The King seems sincere. We do not interview any concubines and next we are on an airplane heading for New York or Nebraska, Berlin or London or someplace. We are now in the office on the 116th floor of the Ball Mart Department Store chain. “Sir, our policy here at Ball Mart is to provide our customers with the best possible product at the cheapest possible price. We do not operate any sweatshops anywhere in the world. We buy all of our products from independent businessmen. We do not tell them how
to run their enterprises. We believe in free competition, individualism and entrepreneurship. These are the virtues that have made America great. These are the virtues that have made the United States of America the idol of the whole free world. What would you like us to do?” We leave this man’s office with a free American flag and everyone singing the Star Spangled Banner.
We go back to the Four Corners of Bangladesh and pick up our little Indian sweetheart. We put her on the plane with us and fly her to the Ball Mart Department Store in Uptown Downtown America. She is very thrilled. She looks rather out of place as she walks through the Ball Mart Parking lot in her native Indian attire.
Once inside the store we take her over to the dress department. She excitedly looks through the racks of clothes and finds a dress that she herself made for three cents. She recognizes it. She shows it to the reporters. She has a big smile on her face. She is quite thrilled and proud to see a product that came from her own hands selling inside this fantastic department store. Everything that she has seen over here in this country is beyond her wildest dreams. She asks the reporters how much her dress is selling for. They tell her the price. Her eyes open wide and her tiny well-worked fingers rush up to cover her open mouth. She is in shock. The price of one of her dresses is equivalent to one whole year of her salary. She is bordering on tears. She tells the reporters that if she could get only five cents more for each of her dresses, she could live a decent life back in her home country.
There is a lady shopping at the store. She is going through the racks of dresses. The reporters bring the little Indian lady over to the shopper and introduce them to one another. They tell the American shopper that this lady made the dress that she is looking at. The American lady tells the Indian lady that she likes her dress and is probably going to buy it. They quickly tell the American shopping lady about this poor Indian lady’s sad life. They explain how little money she makes and how she lives in the most unhealthy and horrid conditions. They explain that this poor woman says that if she could receive one nickel more per dress her whole life would be changed for the better. They ask the American shopping lady if she would be willing to pay an extra nickel for that dress so that this Indian lady could live a better life.

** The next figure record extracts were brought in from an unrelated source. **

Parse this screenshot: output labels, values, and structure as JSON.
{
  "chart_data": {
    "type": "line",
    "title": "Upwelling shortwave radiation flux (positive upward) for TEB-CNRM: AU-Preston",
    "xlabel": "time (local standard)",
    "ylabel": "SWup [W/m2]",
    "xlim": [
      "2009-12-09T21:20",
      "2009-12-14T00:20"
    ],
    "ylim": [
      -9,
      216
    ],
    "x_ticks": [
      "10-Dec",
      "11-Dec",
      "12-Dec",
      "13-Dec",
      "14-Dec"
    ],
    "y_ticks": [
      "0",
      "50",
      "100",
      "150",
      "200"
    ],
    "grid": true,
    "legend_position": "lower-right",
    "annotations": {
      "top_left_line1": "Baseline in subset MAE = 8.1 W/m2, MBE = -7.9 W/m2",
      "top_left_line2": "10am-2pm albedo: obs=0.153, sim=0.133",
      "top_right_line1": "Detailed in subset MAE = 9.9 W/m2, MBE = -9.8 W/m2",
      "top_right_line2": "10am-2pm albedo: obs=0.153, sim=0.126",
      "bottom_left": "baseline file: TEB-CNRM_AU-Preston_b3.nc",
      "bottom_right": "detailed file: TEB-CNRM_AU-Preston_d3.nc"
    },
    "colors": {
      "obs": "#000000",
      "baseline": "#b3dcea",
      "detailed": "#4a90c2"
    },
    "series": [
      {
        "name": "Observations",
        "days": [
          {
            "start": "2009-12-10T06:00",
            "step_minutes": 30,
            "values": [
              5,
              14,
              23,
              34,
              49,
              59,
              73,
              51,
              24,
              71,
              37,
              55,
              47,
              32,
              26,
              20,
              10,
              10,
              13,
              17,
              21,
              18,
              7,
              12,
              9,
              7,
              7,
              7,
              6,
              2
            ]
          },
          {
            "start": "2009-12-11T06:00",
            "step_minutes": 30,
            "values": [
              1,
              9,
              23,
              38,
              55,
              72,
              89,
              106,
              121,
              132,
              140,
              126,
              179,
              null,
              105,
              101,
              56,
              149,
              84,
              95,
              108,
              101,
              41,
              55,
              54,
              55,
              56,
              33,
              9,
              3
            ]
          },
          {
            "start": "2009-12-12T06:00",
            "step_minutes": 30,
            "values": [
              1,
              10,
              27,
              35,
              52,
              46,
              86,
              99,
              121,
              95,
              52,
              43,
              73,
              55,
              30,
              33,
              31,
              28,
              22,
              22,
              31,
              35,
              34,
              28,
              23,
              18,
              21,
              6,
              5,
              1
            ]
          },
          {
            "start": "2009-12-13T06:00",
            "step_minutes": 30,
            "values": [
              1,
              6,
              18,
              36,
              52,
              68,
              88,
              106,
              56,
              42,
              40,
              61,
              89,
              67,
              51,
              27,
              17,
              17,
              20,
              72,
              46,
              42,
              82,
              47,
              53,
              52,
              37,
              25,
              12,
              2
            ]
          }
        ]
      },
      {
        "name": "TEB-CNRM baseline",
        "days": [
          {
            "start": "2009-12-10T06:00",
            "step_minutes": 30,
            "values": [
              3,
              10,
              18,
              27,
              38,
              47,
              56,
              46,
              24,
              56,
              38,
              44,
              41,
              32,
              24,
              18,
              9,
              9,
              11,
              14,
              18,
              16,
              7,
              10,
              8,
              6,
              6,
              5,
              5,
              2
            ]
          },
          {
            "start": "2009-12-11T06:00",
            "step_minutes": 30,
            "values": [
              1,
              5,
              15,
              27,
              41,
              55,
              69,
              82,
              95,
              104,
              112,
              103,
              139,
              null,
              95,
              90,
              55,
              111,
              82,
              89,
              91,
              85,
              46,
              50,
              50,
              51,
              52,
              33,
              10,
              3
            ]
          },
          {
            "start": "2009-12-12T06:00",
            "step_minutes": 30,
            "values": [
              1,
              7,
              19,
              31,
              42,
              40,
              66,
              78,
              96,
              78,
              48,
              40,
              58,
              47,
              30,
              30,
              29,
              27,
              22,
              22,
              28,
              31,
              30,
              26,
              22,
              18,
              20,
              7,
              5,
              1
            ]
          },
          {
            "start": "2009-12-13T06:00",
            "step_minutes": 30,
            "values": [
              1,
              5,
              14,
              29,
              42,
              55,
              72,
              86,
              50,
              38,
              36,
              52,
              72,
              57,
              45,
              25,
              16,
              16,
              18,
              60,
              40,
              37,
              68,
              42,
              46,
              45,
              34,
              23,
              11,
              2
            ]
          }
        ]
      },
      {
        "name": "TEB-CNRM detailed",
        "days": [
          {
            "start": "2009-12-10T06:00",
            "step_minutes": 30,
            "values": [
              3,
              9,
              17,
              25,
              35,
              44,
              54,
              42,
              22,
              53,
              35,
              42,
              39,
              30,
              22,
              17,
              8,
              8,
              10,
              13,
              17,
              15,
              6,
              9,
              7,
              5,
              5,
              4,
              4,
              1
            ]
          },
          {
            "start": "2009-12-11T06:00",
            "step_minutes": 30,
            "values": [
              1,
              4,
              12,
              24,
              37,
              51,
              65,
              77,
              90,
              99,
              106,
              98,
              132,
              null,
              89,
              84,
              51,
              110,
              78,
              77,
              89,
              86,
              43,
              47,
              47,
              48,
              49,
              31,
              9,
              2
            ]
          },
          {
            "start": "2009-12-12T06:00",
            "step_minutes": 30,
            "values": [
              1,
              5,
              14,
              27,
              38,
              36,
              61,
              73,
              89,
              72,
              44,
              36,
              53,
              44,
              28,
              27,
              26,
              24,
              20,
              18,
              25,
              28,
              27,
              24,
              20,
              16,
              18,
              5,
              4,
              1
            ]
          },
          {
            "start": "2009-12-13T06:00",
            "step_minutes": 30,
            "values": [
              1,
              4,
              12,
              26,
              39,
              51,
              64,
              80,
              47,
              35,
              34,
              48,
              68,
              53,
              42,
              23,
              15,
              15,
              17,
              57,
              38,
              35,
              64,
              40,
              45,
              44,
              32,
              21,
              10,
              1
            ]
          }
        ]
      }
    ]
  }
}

Without hesitation the American lady says no. She says that she is working two jobs herself and that she is also trying to raise three children - without a husband. She tells the Indian lady that she must fight her own battles just as everyone else in this world must do. Then she walks away.
The reporters translate what the American lady had to say. The dark black eyes of the Indian Lady well up with tears as she listens. The tears flow readily down her cheeks as she stands there without moving. She makes no attempt to wipe her cheeks or turn her face away. She stares straight ahead, silent, as the tears flow freely down the front of her face.